Emma Watson as Belle is a vision of loveliness, that cannot be marveled over enough. True, Emma’s edition of Belle is so different from the one in Disney’s Beauty and the Beast (1991) – imagine: Emma’s Belle wears boots instead of refined shoes, dons a worn outfit, paired with a crinkled blouse in the outsides, and is even a resourceful woman, who’s also a maker and a teacher, but the there is no denying Belle’s magic, and part of that reason is how brilliantly Emma portrayed the character onscreen.Embed from Getty Images
The role actually demanded a musical side of Emma to be revealed onscreen and that also for the very first time, which seems more challenging than Emma’s background in music will let on. Watson had not only spent her childhood singing songs from the 1991 Disney classic, she had also previously learnt singing (along with acting and dancing) at the UK-based part-time theatre arts school, Stagecoach Theatre Arts, in Oxford. Probably for that, Emma could do away with spending limited time separately learning the ropes of the music for the live action remake of the fairy tale, as well. Emma thinks the songs in the film are dreamlike; she’s also done five songs for the soundtrack to Beauty and the Beast.

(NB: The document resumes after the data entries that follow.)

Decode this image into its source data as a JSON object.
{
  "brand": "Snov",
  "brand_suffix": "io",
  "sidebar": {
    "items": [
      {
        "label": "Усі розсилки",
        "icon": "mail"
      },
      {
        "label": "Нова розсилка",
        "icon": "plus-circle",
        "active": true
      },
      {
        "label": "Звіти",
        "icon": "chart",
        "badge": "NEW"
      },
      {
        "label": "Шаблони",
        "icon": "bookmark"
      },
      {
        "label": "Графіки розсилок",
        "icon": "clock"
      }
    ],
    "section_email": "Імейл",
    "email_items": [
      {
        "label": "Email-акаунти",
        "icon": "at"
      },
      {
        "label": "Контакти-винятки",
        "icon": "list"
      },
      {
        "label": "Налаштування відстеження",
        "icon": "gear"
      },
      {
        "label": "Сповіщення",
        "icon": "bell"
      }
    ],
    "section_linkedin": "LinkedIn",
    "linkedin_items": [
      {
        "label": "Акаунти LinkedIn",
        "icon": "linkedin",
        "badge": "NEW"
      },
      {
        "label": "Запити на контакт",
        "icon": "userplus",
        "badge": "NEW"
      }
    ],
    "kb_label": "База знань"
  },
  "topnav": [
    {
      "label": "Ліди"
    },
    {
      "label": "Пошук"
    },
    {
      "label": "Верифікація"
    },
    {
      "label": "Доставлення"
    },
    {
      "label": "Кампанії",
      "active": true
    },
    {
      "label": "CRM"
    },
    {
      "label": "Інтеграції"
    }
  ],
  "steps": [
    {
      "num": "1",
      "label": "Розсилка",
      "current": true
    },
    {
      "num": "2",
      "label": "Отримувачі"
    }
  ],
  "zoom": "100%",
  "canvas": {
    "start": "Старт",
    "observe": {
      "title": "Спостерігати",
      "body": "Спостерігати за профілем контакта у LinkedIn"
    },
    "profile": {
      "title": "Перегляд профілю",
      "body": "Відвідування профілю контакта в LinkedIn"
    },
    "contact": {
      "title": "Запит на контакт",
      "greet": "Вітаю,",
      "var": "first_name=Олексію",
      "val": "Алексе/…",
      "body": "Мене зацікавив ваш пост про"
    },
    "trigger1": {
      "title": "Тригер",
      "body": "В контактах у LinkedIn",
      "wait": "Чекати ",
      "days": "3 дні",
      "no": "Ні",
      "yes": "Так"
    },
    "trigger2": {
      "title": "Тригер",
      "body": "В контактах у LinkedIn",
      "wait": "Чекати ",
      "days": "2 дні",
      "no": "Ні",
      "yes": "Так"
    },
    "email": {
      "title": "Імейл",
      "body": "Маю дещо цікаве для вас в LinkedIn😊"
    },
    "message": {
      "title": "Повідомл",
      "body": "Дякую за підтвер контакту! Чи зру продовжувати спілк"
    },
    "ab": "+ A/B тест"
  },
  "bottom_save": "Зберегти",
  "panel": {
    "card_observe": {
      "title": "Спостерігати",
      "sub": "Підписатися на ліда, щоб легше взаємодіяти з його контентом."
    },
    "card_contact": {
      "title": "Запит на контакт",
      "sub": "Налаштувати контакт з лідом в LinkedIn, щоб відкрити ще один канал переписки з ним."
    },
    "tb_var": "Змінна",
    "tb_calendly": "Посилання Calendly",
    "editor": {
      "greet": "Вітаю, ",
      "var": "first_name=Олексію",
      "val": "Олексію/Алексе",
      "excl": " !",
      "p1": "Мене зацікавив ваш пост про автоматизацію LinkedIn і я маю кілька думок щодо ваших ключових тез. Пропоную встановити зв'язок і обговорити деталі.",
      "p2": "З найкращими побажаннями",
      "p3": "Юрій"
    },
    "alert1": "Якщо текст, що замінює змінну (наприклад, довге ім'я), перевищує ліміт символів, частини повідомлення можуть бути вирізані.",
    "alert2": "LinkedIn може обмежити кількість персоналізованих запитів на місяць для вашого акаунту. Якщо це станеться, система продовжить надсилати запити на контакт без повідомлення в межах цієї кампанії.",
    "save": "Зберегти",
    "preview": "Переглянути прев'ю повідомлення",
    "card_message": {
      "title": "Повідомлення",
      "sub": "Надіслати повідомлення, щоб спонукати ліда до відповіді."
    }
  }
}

One other fact that makes Emma’s Belle in Beauty and the Beast truly remarkable is how very different it is to one utterly ridiculous image of Belle, which has spread itself around for a long time now – that Belle must be in love with an abusive man (the Beast), as if she’s suffering from Stockholm syndrome, where a person’s character morphs into something really similar to that of the (abusive) captor and feelings of passion get borne.
Reasons why this theory has been around for such a long time is that Belle often displays anger towards the Beast and even has rows with him. But Emma (impressively) feels that that train of thought is incorrect because Belle is also an independent woman, who actually has her individual disposition and only changes her mind about Beast and develops a caring attitude towards him, when Beast manages to showcase both civility and goodwill.
It’s really such a shocking idea bouncing off a character like Belle, who Emma also perceives as sweet and a feminist of sorts. Emma’s portrayal of Belle actually reveals a woman who is ardently looking for an adventure – in her own unique way, Emma really did do absolute justice to the classic heroine of Jeanne-Marie Leprince de Beaumont’s fairy tale.